Invité, Jean-Luc Mélenchon n'a pas souhaité se rendre à "la soirée privée de la péniche." Officiellement car le NPA , avec qui il était allié dans seulement 18 départements, n' y était pas convié. "L'heure est au rassemblement de toute la gauche sans exclusive et non pas à l'entre soi", argue Jean-Luc Mélenchon.
Regrette-t-on au PCF ce refus de Mélenchon de ne pas paraître sur la photo de groupe? "Ensemble on est toujours plus fort", botte en touche Patrice Bessac, porte-parole du PCF, joint lundi matin par le JDD.fr. Et de justifier le choix de Pierre Laurent: "Face à la droite et l'extrême droite, l'union de la gauche est naturelle. C'est un impératif catégorique. La réunion sur la péniche répondait à cette logique".
Pas l'heure d'une nouvelle gauche plurielle
"C'était une réunion organisée à la va-vite alors que nous n'avions pas tous les résultats. Une opération de communication politique avec la volonté de montrer que la gauche se rassemble derrière Martine Aubry", explique au JDD.fr Eric Coquerel, en charge, au sein du PG, des relations avec les autres partis. "Si le périmètre [de cette invitation] sont les forces que le PS estime compatibles pour gouverner, nous n'en sommes pas là", poursuit Eric Coquerel.

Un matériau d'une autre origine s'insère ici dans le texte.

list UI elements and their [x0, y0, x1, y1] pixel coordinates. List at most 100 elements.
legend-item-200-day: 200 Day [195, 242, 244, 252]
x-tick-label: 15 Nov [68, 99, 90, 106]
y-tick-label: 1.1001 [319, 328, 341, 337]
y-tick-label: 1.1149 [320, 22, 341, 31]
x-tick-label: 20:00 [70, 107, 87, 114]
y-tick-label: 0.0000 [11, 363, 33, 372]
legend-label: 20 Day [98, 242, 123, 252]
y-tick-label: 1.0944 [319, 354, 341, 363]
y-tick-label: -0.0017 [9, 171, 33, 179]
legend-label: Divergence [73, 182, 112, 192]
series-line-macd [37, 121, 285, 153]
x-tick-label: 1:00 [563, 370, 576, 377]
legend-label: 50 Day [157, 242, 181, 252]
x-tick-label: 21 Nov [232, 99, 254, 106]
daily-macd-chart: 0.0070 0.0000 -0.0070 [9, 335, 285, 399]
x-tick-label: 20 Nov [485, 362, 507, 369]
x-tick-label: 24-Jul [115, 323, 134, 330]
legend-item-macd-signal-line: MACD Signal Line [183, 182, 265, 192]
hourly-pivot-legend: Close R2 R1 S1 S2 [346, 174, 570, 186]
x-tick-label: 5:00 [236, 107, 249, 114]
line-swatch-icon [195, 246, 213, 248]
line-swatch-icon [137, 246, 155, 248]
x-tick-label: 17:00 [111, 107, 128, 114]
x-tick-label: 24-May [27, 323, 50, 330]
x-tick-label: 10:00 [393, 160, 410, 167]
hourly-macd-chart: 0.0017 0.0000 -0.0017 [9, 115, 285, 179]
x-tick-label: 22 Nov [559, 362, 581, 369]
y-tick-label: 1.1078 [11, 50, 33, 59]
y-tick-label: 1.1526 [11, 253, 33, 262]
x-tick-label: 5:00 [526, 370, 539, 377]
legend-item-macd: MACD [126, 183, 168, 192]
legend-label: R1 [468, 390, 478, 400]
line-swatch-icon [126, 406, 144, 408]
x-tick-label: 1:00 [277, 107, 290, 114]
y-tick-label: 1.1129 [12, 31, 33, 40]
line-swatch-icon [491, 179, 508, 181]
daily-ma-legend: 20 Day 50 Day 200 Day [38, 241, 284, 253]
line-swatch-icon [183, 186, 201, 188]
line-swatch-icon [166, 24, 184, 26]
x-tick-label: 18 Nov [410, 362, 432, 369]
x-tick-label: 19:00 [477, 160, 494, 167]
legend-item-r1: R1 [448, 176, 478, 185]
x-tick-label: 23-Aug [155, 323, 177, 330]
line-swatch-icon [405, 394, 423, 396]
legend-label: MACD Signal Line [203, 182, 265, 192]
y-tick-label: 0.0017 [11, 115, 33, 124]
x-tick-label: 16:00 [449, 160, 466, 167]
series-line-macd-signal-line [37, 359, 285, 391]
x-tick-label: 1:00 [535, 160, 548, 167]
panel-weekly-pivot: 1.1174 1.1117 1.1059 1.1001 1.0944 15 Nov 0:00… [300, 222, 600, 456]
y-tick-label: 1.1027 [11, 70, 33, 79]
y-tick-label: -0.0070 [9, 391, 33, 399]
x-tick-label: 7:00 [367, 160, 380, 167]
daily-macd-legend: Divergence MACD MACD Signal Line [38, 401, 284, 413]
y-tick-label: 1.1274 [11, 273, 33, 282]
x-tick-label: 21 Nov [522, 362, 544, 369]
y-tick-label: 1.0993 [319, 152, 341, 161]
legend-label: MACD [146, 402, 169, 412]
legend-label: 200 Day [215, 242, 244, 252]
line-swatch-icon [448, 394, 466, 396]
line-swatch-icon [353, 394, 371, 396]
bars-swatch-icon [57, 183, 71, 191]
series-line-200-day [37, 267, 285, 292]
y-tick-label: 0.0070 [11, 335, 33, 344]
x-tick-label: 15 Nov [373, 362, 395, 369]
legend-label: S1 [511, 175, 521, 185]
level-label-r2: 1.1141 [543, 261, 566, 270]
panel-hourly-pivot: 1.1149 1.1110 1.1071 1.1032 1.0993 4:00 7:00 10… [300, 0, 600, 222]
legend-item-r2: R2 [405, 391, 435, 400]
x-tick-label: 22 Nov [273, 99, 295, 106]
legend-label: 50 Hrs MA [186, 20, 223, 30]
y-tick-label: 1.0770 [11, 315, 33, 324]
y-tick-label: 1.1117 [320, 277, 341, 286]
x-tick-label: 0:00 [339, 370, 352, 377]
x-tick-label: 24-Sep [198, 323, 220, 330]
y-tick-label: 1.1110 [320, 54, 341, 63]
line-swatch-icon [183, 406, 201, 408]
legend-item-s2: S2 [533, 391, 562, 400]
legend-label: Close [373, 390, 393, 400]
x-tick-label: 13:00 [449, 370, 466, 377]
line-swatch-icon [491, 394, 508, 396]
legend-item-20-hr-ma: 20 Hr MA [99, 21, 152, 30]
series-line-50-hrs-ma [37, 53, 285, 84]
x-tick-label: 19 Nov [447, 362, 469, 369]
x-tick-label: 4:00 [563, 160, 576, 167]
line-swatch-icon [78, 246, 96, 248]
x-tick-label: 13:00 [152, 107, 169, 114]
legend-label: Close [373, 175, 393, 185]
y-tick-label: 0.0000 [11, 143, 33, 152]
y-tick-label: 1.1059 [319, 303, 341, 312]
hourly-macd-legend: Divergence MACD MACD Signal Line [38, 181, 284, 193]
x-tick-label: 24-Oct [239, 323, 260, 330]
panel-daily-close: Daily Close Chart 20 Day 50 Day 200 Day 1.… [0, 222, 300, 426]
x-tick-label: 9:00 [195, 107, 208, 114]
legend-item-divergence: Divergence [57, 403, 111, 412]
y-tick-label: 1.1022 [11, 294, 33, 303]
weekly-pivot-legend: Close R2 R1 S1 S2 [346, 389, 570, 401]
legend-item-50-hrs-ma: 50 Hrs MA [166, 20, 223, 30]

Car à l'heure où Jean-Luc Mélenchon souhaite incarner une alternative à gauche pour 2012, la réunion façon gauche plurielle n'était pas la bienvenue. Soucieux de donner des signes d'unité du Front de gauche, le parti de Mélenchon avait d'ailleurs proposé une soirée commune aux camarades du PCF.
Malgré ce couac, PCF et PG saluent leur "très bon résultat". L'un et l'autre mettent en avant une forte progression du Front de gauche par rapport aux régionales qui, si l'on s'en tient aux résultats de dimanche soir, en fait la deuxième force politique à gauche. Devant Europe-Ecologie-Les Verts. Quant à l'unité du Front de gauche, elle pourrait être affichée ce lundi après-midi lors d'une conférence de presse commune. Mieux vaut tard que jamais.